RBF can have undesirable effects, including motivating unintended behaviours, resulting in distortions (ignoring important tasks that are not rewarded with incentives), gaming (improving or cheating on reporting rather than improving performance), corruption, cherry-picking patients that make it easier to reach targets and earn bonuses and selecting out more difficult patients, widening the resource gap between rich and poor, dependency on financial incentives, demoralisation due to feelings of injustice, and bureaucratisation.
Discussion
There is limited evidence of the effectiveness of RBF and almost no evidence of the cost-effectiveness of RBF. RBF can only be cost-effective if the intervention or behaviour it is intended to motivate is cost-effective and worth encouraging.
If RBF is used, the financial incentives should be designed to motivate desired behaviours based on an understanding of the underlying problem and the mechanism through which financial incentives could help. Based on the available evidence and likely mechanisms through which financial incentives work, they are more likely to influence discrete individual behaviours in the short run and less likely to influence sustained changes. Although financial incentives given to governments or organisations may improve performance, the mechanisms through which they work are more variable, difficult to predict and uncertain.

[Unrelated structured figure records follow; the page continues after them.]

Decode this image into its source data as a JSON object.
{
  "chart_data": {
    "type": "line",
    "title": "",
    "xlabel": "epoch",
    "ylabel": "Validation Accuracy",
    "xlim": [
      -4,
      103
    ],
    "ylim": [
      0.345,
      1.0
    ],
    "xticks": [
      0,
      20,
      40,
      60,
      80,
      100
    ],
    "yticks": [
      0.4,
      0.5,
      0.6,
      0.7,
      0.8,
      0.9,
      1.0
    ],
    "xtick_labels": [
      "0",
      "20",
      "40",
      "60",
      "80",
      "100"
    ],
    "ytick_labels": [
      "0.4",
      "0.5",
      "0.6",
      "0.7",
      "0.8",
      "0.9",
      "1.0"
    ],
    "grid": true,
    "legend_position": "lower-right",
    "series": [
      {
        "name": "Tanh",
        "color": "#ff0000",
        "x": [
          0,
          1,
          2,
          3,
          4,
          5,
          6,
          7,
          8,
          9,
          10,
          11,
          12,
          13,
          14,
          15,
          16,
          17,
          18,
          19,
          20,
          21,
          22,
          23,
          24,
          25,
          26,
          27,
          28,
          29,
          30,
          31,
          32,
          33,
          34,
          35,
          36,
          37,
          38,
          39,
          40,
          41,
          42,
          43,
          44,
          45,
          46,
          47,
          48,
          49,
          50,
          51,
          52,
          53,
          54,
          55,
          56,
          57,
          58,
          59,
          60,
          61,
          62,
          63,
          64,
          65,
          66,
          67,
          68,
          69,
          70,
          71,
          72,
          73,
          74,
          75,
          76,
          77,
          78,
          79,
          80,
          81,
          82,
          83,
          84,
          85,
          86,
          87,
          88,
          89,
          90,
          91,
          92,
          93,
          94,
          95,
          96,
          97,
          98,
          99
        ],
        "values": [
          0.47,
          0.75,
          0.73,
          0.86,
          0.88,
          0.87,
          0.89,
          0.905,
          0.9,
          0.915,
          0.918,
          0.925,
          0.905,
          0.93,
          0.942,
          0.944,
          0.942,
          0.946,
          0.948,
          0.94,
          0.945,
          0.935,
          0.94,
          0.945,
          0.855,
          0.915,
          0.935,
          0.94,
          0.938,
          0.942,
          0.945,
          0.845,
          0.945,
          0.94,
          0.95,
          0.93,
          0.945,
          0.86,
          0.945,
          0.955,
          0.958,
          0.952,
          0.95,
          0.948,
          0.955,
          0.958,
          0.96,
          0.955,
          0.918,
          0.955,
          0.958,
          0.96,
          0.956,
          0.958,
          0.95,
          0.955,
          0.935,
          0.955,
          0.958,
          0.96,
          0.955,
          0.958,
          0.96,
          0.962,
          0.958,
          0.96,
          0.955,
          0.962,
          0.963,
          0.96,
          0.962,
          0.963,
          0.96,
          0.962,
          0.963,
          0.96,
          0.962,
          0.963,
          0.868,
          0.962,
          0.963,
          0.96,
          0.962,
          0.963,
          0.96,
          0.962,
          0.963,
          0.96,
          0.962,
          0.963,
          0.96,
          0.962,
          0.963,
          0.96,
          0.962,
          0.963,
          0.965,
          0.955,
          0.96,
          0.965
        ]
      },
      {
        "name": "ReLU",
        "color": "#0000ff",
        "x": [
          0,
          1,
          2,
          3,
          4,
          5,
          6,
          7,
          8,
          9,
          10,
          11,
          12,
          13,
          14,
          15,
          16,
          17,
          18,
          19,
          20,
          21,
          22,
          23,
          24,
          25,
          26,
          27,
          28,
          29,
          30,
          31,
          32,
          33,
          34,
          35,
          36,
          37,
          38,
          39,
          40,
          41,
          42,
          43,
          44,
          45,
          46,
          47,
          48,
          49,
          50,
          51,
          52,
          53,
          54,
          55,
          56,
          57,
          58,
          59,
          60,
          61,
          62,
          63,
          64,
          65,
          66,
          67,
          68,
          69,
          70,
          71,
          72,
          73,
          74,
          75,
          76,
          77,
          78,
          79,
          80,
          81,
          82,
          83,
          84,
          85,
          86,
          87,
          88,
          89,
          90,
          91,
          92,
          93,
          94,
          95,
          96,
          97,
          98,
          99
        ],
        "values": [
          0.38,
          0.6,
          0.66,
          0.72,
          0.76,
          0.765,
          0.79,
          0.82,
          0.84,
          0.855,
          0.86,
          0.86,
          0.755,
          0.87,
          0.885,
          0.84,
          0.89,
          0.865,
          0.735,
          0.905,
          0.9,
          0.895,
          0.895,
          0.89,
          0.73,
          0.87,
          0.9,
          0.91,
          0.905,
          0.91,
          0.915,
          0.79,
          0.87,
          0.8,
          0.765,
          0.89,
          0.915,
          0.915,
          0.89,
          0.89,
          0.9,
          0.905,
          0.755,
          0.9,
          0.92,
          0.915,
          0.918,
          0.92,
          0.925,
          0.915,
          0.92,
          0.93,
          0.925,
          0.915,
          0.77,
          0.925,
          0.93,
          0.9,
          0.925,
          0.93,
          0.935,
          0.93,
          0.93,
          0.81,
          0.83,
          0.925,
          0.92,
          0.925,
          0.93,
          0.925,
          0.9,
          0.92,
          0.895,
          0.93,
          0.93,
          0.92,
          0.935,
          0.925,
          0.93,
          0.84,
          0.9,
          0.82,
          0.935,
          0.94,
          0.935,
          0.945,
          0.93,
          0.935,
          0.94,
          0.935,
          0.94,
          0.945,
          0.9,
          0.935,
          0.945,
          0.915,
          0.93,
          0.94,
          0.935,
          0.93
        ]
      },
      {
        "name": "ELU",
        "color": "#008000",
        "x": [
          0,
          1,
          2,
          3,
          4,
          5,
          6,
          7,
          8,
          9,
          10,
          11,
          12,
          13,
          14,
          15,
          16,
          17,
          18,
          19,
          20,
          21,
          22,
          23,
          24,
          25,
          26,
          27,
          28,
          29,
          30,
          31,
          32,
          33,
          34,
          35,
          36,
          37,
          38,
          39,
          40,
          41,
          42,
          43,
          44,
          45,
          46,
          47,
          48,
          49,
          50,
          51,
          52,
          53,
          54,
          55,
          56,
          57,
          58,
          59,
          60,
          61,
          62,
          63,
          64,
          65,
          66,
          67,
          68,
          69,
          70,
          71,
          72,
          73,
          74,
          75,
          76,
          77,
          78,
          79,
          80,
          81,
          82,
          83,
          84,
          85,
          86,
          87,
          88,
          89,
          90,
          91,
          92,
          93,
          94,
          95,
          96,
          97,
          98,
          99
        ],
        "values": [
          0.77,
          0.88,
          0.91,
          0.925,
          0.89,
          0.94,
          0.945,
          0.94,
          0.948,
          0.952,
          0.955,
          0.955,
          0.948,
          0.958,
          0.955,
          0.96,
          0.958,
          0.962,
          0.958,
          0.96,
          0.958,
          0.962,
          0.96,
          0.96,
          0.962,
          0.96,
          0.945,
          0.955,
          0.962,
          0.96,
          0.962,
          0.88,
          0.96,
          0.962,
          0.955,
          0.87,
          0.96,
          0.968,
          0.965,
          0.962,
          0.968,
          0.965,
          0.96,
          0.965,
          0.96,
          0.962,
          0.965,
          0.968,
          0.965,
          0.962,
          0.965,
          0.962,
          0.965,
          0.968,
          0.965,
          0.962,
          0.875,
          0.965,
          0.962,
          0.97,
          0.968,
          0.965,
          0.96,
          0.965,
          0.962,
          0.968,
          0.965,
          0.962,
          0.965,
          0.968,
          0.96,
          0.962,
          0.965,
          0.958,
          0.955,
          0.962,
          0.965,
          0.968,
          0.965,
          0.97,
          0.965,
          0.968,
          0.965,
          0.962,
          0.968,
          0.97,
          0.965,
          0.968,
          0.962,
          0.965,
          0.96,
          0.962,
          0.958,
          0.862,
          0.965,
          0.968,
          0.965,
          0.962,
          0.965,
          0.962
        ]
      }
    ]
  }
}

In designing RBF, careful consideration should be given to the level at which financial incentives are targeted, the choice of targets and indicators, the type and magnitude of incentives, the proportion of financing that is paid based on results, and the ancillary components of the scheme. Key stakeholders should be involved in the design of RBF.
Policy makers and other key stakeholders should focus on addressing important problems to achieve priority health goals. Deciding how best to do that should begin with the problem, not with the solution. RBF should only be used if it is an appropriate strategy to help address important problems with performance in order to achieve health goals. RBF schemes are only likely to be helpful if a lack of motivation or resources is at least partially responsible for the underlying problems and financial incentives can be effectively targeted to motivate changes in behaviour at whatever levels these are needed.

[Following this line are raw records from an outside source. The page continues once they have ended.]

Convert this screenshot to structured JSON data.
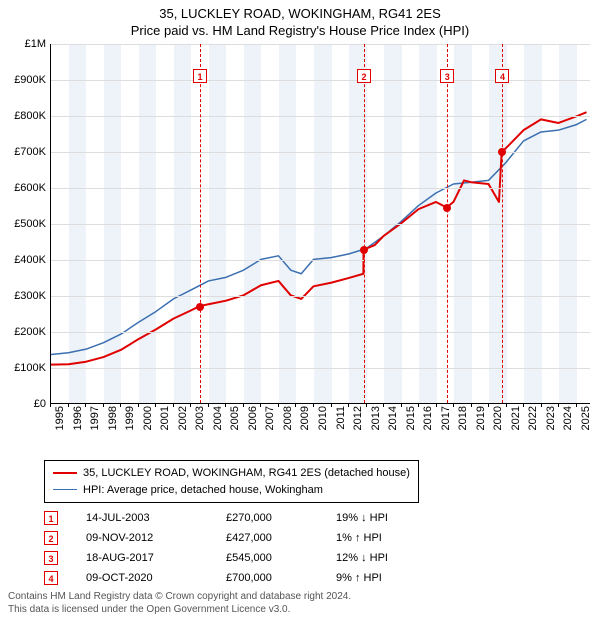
{
  "title": {
    "line1": "35, LUCKLEY ROAD, WOKINGHAM, RG41 2ES",
    "line2": "Price paid vs. HM Land Registry's House Price Index (HPI)",
    "fontsize": 13
  },
  "chart": {
    "type": "line",
    "background_color": "#ffffff",
    "band_color": "#eef3f9",
    "grid_color": "#dddddd",
    "axis_color": "#000000",
    "ylim": [
      0,
      1000000
    ],
    "ytick_step": 100000,
    "yticks": [
      "£0",
      "£100K",
      "£200K",
      "£300K",
      "£400K",
      "£500K",
      "£600K",
      "£700K",
      "£800K",
      "£900K",
      "£1M"
    ],
    "xlim": [
      1995,
      2025.8
    ],
    "xticks": [
      1995,
      1996,
      1997,
      1998,
      1999,
      2000,
      2001,
      2002,
      2003,
      2004,
      2005,
      2006,
      2007,
      2008,
      2009,
      2010,
      2011,
      2012,
      2013,
      2014,
      2015,
      2016,
      2017,
      2018,
      2019,
      2020,
      2021,
      2022,
      2023,
      2024,
      2025
    ],
    "vlines": [
      2003.5,
      2012.85,
      2017.6,
      2020.75
    ],
    "series": {
      "price_paid": {
        "label": "35, LUCKLEY ROAD, WOKINGHAM, RG41 2ES (detached house)",
        "color": "#e00000",
        "line_width": 2,
        "points": [
          [
            1995.0,
            107000
          ],
          [
            1996.0,
            108000
          ],
          [
            1997.0,
            115000
          ],
          [
            1998.0,
            128000
          ],
          [
            1999.0,
            148000
          ],
          [
            2000.0,
            178000
          ],
          [
            2001.0,
            205000
          ],
          [
            2002.0,
            235000
          ],
          [
            2003.0,
            258000
          ],
          [
            2003.5,
            270000
          ],
          [
            2004.0,
            275000
          ],
          [
            2005.0,
            285000
          ],
          [
            2006.0,
            300000
          ],
          [
            2007.0,
            328000
          ],
          [
            2008.0,
            340000
          ],
          [
            2008.7,
            300000
          ],
          [
            2009.3,
            290000
          ],
          [
            2010.0,
            325000
          ],
          [
            2011.0,
            335000
          ],
          [
            2012.0,
            348000
          ],
          [
            2012.85,
            360000
          ],
          [
            2012.86,
            427000
          ],
          [
            2013.5,
            440000
          ],
          [
            2014.0,
            465000
          ],
          [
            2015.0,
            500000
          ],
          [
            2016.0,
            540000
          ],
          [
            2017.0,
            560000
          ],
          [
            2017.6,
            545000
          ],
          [
            2017.61,
            545000
          ],
          [
            2018.0,
            560000
          ],
          [
            2018.6,
            620000
          ],
          [
            2019.0,
            615000
          ],
          [
            2020.0,
            610000
          ],
          [
            2020.6,
            560000
          ],
          [
            2020.75,
            700000
          ],
          [
            2021.0,
            710000
          ],
          [
            2022.0,
            760000
          ],
          [
            2023.0,
            790000
          ],
          [
            2024.0,
            780000
          ],
          [
            2025.0,
            798000
          ],
          [
            2025.6,
            810000
          ]
        ]
      },
      "hpi": {
        "label": "HPI: Average price, detached house, Wokingham",
        "color": "#3a6fb0",
        "line_width": 1.5,
        "points": [
          [
            1995.0,
            135000
          ],
          [
            1996.0,
            140000
          ],
          [
            1997.0,
            150000
          ],
          [
            1998.0,
            168000
          ],
          [
            1999.0,
            192000
          ],
          [
            2000.0,
            225000
          ],
          [
            2001.0,
            255000
          ],
          [
            2002.0,
            290000
          ],
          [
            2003.0,
            315000
          ],
          [
            2004.0,
            340000
          ],
          [
            2005.0,
            350000
          ],
          [
            2006.0,
            370000
          ],
          [
            2007.0,
            400000
          ],
          [
            2008.0,
            410000
          ],
          [
            2008.7,
            370000
          ],
          [
            2009.3,
            360000
          ],
          [
            2010.0,
            400000
          ],
          [
            2011.0,
            405000
          ],
          [
            2012.0,
            415000
          ],
          [
            2013.0,
            430000
          ],
          [
            2014.0,
            465000
          ],
          [
            2015.0,
            505000
          ],
          [
            2016.0,
            550000
          ],
          [
            2017.0,
            585000
          ],
          [
            2018.0,
            610000
          ],
          [
            2019.0,
            615000
          ],
          [
            2020.0,
            620000
          ],
          [
            2021.0,
            670000
          ],
          [
            2022.0,
            730000
          ],
          [
            2023.0,
            755000
          ],
          [
            2024.0,
            760000
          ],
          [
            2025.0,
            775000
          ],
          [
            2025.6,
            790000
          ]
        ]
      }
    },
    "sale_markers": [
      {
        "n": "1",
        "year": 2003.5,
        "price": 270000
      },
      {
        "n": "2",
        "year": 2012.85,
        "price": 427000
      },
      {
        "n": "3",
        "year": 2017.6,
        "price": 545000
      },
      {
        "n": "4",
        "year": 2020.75,
        "price": 700000
      }
    ],
    "marker_box_y_value": 910000
  },
  "legend": {
    "items": [
      {
        "color": "#e00000",
        "width": 2,
        "label_key": "chart.series.price_paid.label"
      },
      {
        "color": "#3a6fb0",
        "width": 1.5,
        "label_key": "chart.series.hpi.label"
      }
    ]
  },
  "sales_table": {
    "rows": [
      {
        "n": "1",
        "date": "14-JUL-2003",
        "price": "£270,000",
        "diff": "19% ↓ HPI"
      },
      {
        "n": "2",
        "date": "09-NOV-2012",
        "price": "£427,000",
        "diff": "1% ↑ HPI"
      },
      {
        "n": "3",
        "date": "18-AUG-2017",
        "price": "£545,000",
        "diff": "12% ↓ HPI"
      },
      {
        "n": "4",
        "date": "09-OCT-2020",
        "price": "£700,000",
        "diff": "9% ↑ HPI"
      }
    ]
  },
  "footer": {
    "line1": "Contains HM Land Registry data © Crown copyright and database right 2024.",
    "line2": "This data is licensed under the Open Government Licence v3.0."
  }
}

If RBF is used, for it to be used effectively, and to avoid unintended effects, technical capacity or support must be available and RBF must be part of an appropriate package of interventions.

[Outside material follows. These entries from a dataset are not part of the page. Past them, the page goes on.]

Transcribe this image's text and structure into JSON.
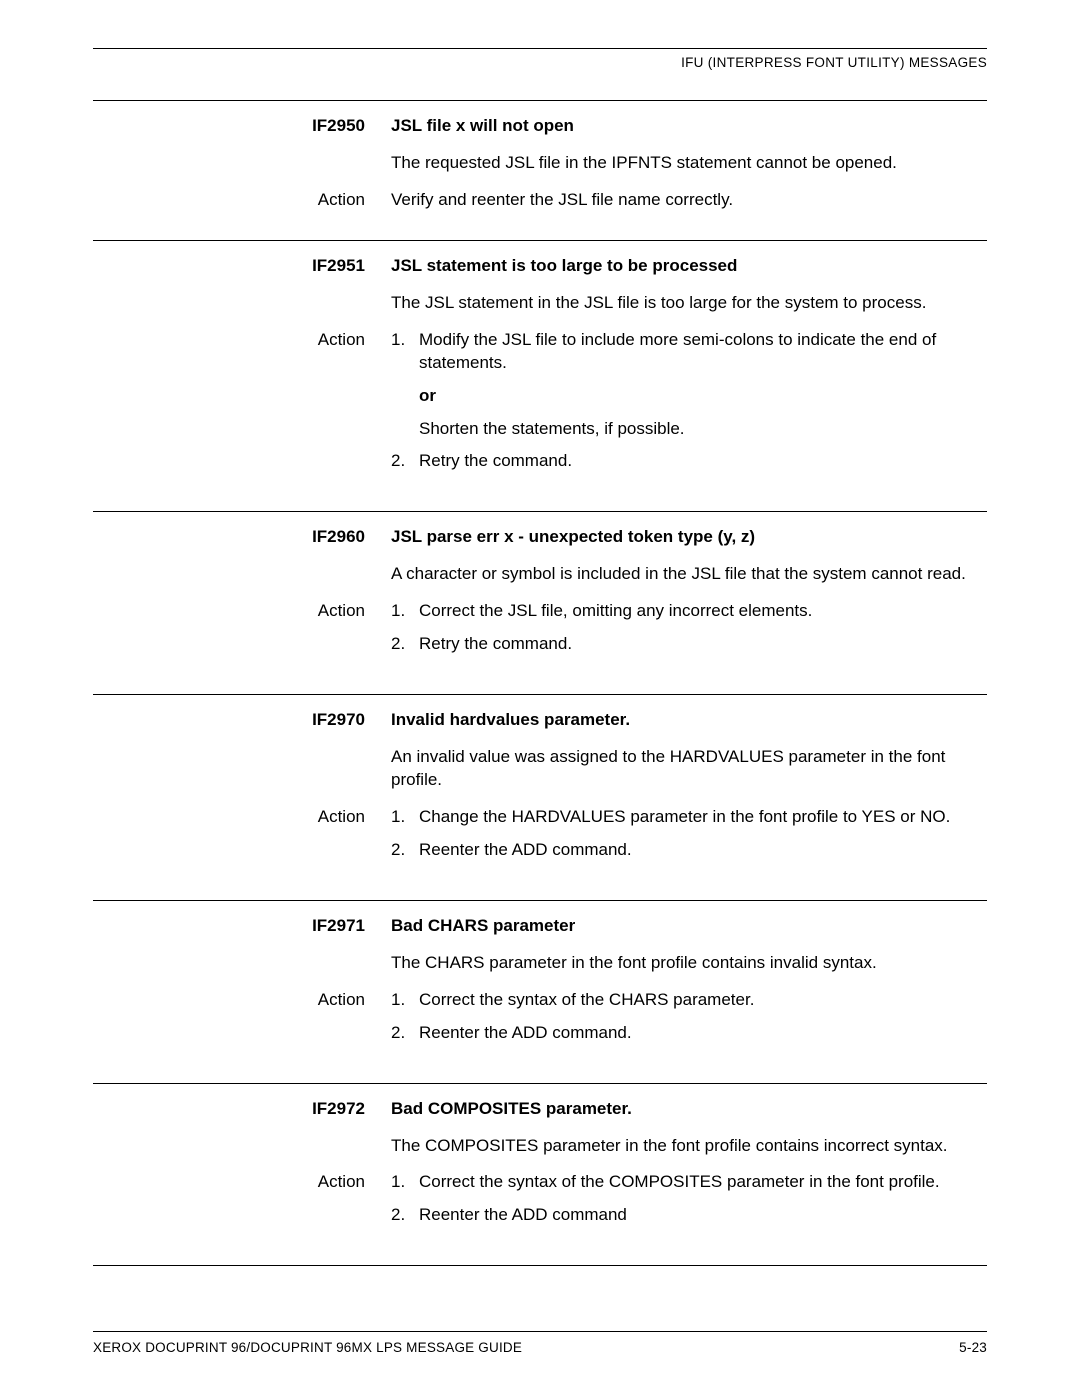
{
  "header": "IFU (INTERPRESS FONT UTILITY) MESSAGES",
  "footer_left": "XEROX DOCUPRINT 96/DOCUPRINT 96MX LPS MESSAGE GUIDE",
  "footer_right": "5-23",
  "action_label": "Action",
  "or_label": "or",
  "sections": [
    {
      "code": "IF2950",
      "title": "JSL file x will not open",
      "desc": "The requested JSL file in the IPFNTS statement cannot be opened.",
      "action_plain": "Verify and reenter the JSL file name correctly."
    },
    {
      "code": "IF2951",
      "title": "JSL statement is too large to be processed",
      "desc": "The JSL statement in the JSL file is too large for the system to process.",
      "steps": [
        {
          "text": "Modify the JSL file to include more semi-colons to indicate the end of statements.",
          "or_after": true,
          "after_text": "Shorten the statements, if possible."
        },
        {
          "text": "Retry the command."
        }
      ]
    },
    {
      "code": "IF2960",
      "title": "JSL parse err x - unexpected token type (y, z)",
      "desc": "A character or symbol is included in the JSL file that the system cannot read.",
      "steps": [
        {
          "text": "Correct the JSL file, omitting any incorrect elements."
        },
        {
          "text": "Retry the command."
        }
      ]
    },
    {
      "code": "IF2970",
      "title": "Invalid hardvalues parameter.",
      "desc": "An invalid value was assigned to the HARDVALUES parameter in the font profile.",
      "steps": [
        {
          "text": "Change the HARDVALUES parameter in the font profile to YES or NO."
        },
        {
          "text": "Reenter the ADD command."
        }
      ]
    },
    {
      "code": "IF2971",
      "title": "Bad CHARS parameter",
      "desc": "The CHARS parameter in the font profile contains invalid syntax.",
      "steps": [
        {
          "text": "Correct the syntax of the CHARS parameter."
        },
        {
          "text": "Reenter the ADD command."
        }
      ]
    },
    {
      "code": "IF2972",
      "title": "Bad COMPOSITES parameter.",
      "desc": "The COMPOSITES parameter in the font profile contains incorrect syntax.",
      "steps": [
        {
          "text": "Correct the syntax of the COMPOSITES parameter in the font profile."
        },
        {
          "text": "Reenter the ADD command"
        }
      ]
    }
  ]
}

Given the lack of good quality evidence about the effects and cost-effectiveness of financial incentives, and the risk of unintended effects, ongoing monitoring of RBF schemes is critical to determine whether incentives are working and whether they are having unintended effects. To discern the effects of financial incentives from the package of interventions of which they normally are one part, rigorous evaluations are needed. When possible, randomised trials are ideal because they can control for the many possible confounders and they may give answers more quickly as well as more reliably. In addition, both quantitative and qualitative process evaluations are needed, given the complexity of most interventions, behaviours and systems.